I’m out of my depth, I’ll happily admit, but I’m not sure how to handle the super weird AVR stack pointer requirements efficiently without the above code. Especially in my case where the frontend is emitting a load of complex dynamic allocas and potentially they might each require some kind of alignment requirement on the returned pointers as well as exact size, etc. and need to be as efficient as possible on these teeny devices.

Maybe the best approach is I raise the “PR” (wrong word I know) on Phabricator, including your comment above (and of course suitable unit tests) for the attention of the AVR maintainers, who probably understand more than me about the weirdness of this platform?

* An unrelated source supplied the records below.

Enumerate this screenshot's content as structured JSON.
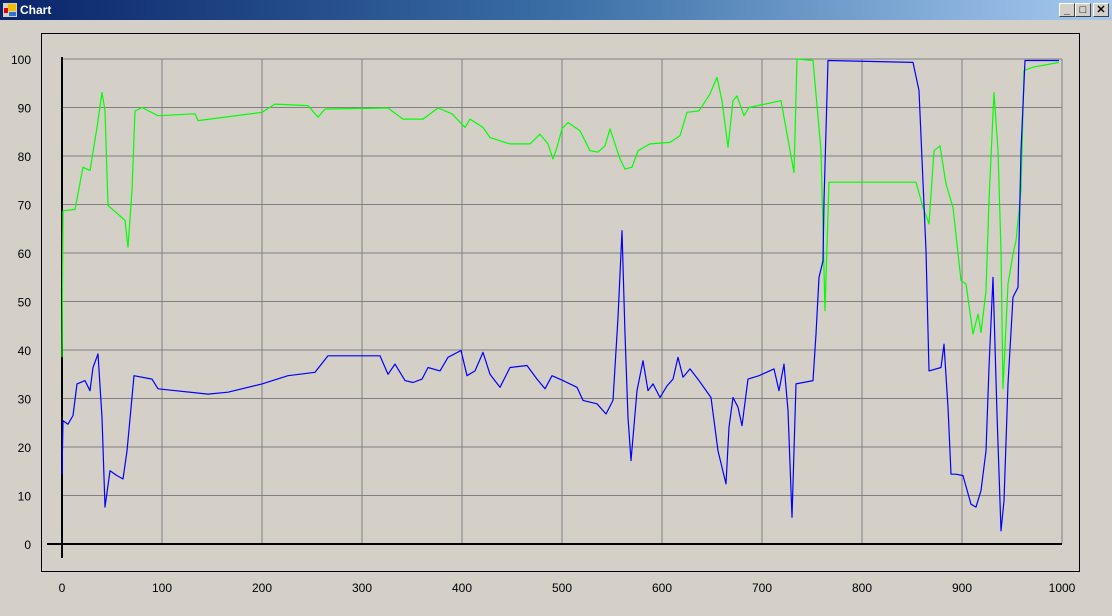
{
  "window": {
    "title": "Chart",
    "icon": "chart-app-icon",
    "buttons": [
      "minimize-icon",
      "maximize-icon",
      "close-icon"
    ]
  },
  "chart_data": {
    "type": "line",
    "title": "",
    "xlabel": "",
    "ylabel": "",
    "xlim": [
      0,
      1000
    ],
    "ylim": [
      0,
      100
    ],
    "grid": true,
    "legend": "none",
    "x_ticks": [
      "0",
      "100",
      "200",
      "300",
      "400",
      "500",
      "600",
      "700",
      "800",
      "900",
      "1000"
    ],
    "y_ticks": [
      "0",
      "10",
      "20",
      "30",
      "40",
      "50",
      "60",
      "70",
      "80",
      "90",
      "100"
    ],
    "series": [
      {
        "color": "#00ff00",
        "points": [
          [
            0,
            38.5
          ],
          [
            1,
            68.7
          ],
          [
            13,
            69
          ],
          [
            21,
            77.7
          ],
          [
            28,
            77
          ],
          [
            35,
            85.9
          ],
          [
            40,
            93.1
          ],
          [
            43,
            89.3
          ],
          [
            46,
            69.8
          ],
          [
            56,
            68
          ],
          [
            63,
            66.7
          ],
          [
            66,
            61.2
          ],
          [
            70,
            72.9
          ],
          [
            73,
            89.3
          ],
          [
            80,
            90
          ],
          [
            96,
            88.3
          ],
          [
            133,
            88.7
          ],
          [
            136,
            87.3
          ],
          [
            200,
            89
          ],
          [
            213,
            90.7
          ],
          [
            246,
            90.4
          ],
          [
            256,
            88
          ],
          [
            263,
            89.7
          ],
          [
            326,
            89.9
          ],
          [
            341,
            87.6
          ],
          [
            361,
            87.6
          ],
          [
            376,
            89.9
          ],
          [
            390,
            88.7
          ],
          [
            403,
            85.9
          ],
          [
            408,
            87.6
          ],
          [
            421,
            85.9
          ],
          [
            428,
            83.8
          ],
          [
            448,
            82.5
          ],
          [
            468,
            82.5
          ],
          [
            478,
            84.5
          ],
          [
            486,
            82.5
          ],
          [
            491,
            79.4
          ],
          [
            495,
            81.8
          ],
          [
            500,
            85.6
          ],
          [
            506,
            86.9
          ],
          [
            518,
            85.2
          ],
          [
            528,
            81.1
          ],
          [
            536,
            80.8
          ],
          [
            543,
            82.1
          ],
          [
            548,
            85.6
          ],
          [
            558,
            79.4
          ],
          [
            563,
            77.3
          ],
          [
            570,
            77.7
          ],
          [
            576,
            81.1
          ],
          [
            588,
            82.5
          ],
          [
            608,
            82.8
          ],
          [
            618,
            84.2
          ],
          [
            625,
            89
          ],
          [
            637,
            89.3
          ],
          [
            648,
            92.8
          ],
          [
            655,
            96.2
          ],
          [
            660,
            91.4
          ],
          [
            666,
            81.8
          ],
          [
            671,
            91.4
          ],
          [
            675,
            92.4
          ],
          [
            682,
            88.3
          ],
          [
            687,
            90
          ],
          [
            719,
            91.4
          ],
          [
            732,
            76.6
          ],
          [
            735,
            100
          ],
          [
            751,
            99.7
          ],
          [
            759,
            81.1
          ],
          [
            763,
            48.1
          ],
          [
            767,
            74.6
          ],
          [
            854,
            74.6
          ],
          [
            861,
            69.4
          ],
          [
            867,
            66
          ],
          [
            872,
            81.1
          ],
          [
            878,
            82.1
          ],
          [
            884,
            74.2
          ],
          [
            891,
            69.4
          ],
          [
            899,
            54.3
          ],
          [
            904,
            53.6
          ],
          [
            911,
            43.3
          ],
          [
            916,
            47.4
          ],
          [
            919,
            43.6
          ],
          [
            924,
            52.2
          ],
          [
            927,
            70.8
          ],
          [
            932,
            93.1
          ],
          [
            936,
            81.1
          ],
          [
            939,
            60.5
          ],
          [
            941,
            32
          ],
          [
            946,
            53.6
          ],
          [
            951,
            59.8
          ],
          [
            954,
            62.5
          ],
          [
            959,
            72.9
          ],
          [
            962,
            97.6
          ],
          [
            971,
            98.3
          ],
          [
            997,
            99.3
          ]
        ]
      },
      {
        "color": "#0000ff",
        "points": [
          [
            0,
            14.4
          ],
          [
            1,
            25.4
          ],
          [
            6,
            24.7
          ],
          [
            11,
            26.5
          ],
          [
            15,
            33
          ],
          [
            23,
            33.7
          ],
          [
            28,
            31.6
          ],
          [
            31,
            36.4
          ],
          [
            36,
            39.2
          ],
          [
            40,
            26.1
          ],
          [
            43,
            7.6
          ],
          [
            48,
            15.1
          ],
          [
            55,
            14.1
          ],
          [
            61,
            13.4
          ],
          [
            65,
            19.2
          ],
          [
            72,
            34.7
          ],
          [
            90,
            34
          ],
          [
            96,
            32
          ],
          [
            146,
            30.9
          ],
          [
            166,
            31.3
          ],
          [
            200,
            33
          ],
          [
            226,
            34.7
          ],
          [
            253,
            35.4
          ],
          [
            266,
            38.8
          ],
          [
            293,
            38.8
          ],
          [
            318,
            38.8
          ],
          [
            326,
            35
          ],
          [
            333,
            37.1
          ],
          [
            343,
            33.7
          ],
          [
            351,
            33.3
          ],
          [
            360,
            34
          ],
          [
            366,
            36.4
          ],
          [
            378,
            35.7
          ],
          [
            386,
            38.5
          ],
          [
            399,
            39.9
          ],
          [
            405,
            34.7
          ],
          [
            413,
            35.7
          ],
          [
            421,
            39.5
          ],
          [
            428,
            35
          ],
          [
            438,
            32.3
          ],
          [
            448,
            36.4
          ],
          [
            465,
            36.8
          ],
          [
            475,
            34
          ],
          [
            483,
            32
          ],
          [
            490,
            34.7
          ],
          [
            501,
            33.7
          ],
          [
            515,
            32.3
          ],
          [
            521,
            29.6
          ],
          [
            535,
            28.9
          ],
          [
            544,
            26.8
          ],
          [
            551,
            29.6
          ],
          [
            556,
            46.7
          ],
          [
            560,
            64.6
          ],
          [
            563,
            43.3
          ],
          [
            566,
            26.1
          ],
          [
            569,
            17.2
          ],
          [
            575,
            31.6
          ],
          [
            581,
            37.8
          ],
          [
            586,
            31.6
          ],
          [
            591,
            33
          ],
          [
            598,
            30.2
          ],
          [
            605,
            32.6
          ],
          [
            611,
            34
          ],
          [
            616,
            38.5
          ],
          [
            621,
            34.4
          ],
          [
            628,
            36.1
          ],
          [
            637,
            33.7
          ],
          [
            649,
            30.2
          ],
          [
            656,
            19.2
          ],
          [
            664,
            12.4
          ],
          [
            667,
            24.1
          ],
          [
            671,
            30.2
          ],
          [
            676,
            28.2
          ],
          [
            680,
            24.4
          ],
          [
            686,
            34
          ],
          [
            697,
            34.7
          ],
          [
            712,
            36.1
          ],
          [
            717,
            31.6
          ],
          [
            722,
            37.1
          ],
          [
            726,
            27.5
          ],
          [
            730,
            5.5
          ],
          [
            734,
            33
          ],
          [
            751,
            33.7
          ],
          [
            754,
            43.3
          ],
          [
            757,
            55
          ],
          [
            761,
            58.4
          ],
          [
            762,
            70.8
          ],
          [
            766,
            99.7
          ],
          [
            851,
            99.3
          ],
          [
            857,
            93.5
          ],
          [
            864,
            60.5
          ],
          [
            867,
            35.7
          ],
          [
            879,
            36.4
          ],
          [
            882,
            41.2
          ],
          [
            886,
            28.2
          ],
          [
            889,
            14.4
          ],
          [
            894,
            14.4
          ],
          [
            901,
            14.1
          ],
          [
            909,
            8.2
          ],
          [
            914,
            7.6
          ],
          [
            919,
            11
          ],
          [
            924,
            19.2
          ],
          [
            927,
            36.4
          ],
          [
            931,
            55
          ],
          [
            935,
            26.8
          ],
          [
            939,
            2.7
          ],
          [
            942,
            8.9
          ],
          [
            946,
            33
          ],
          [
            951,
            50.9
          ],
          [
            956,
            52.9
          ],
          [
            959,
            81.1
          ],
          [
            963,
            99.7
          ],
          [
            997,
            99.7
          ]
        ]
      }
    ]
  }
}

Then they can rip apart my ideas and we can get somewhere. Is that OK?

Yes, post the patch to phabricator. I would recommend against special casing the align 1 case. Just emit the code to align the pointer. If you need to implement dynamic stack realignment, that would be a separate patch

Normally you’d branch on Alignment > TFL->getStackAlignment() and emit overaligning code there as needed.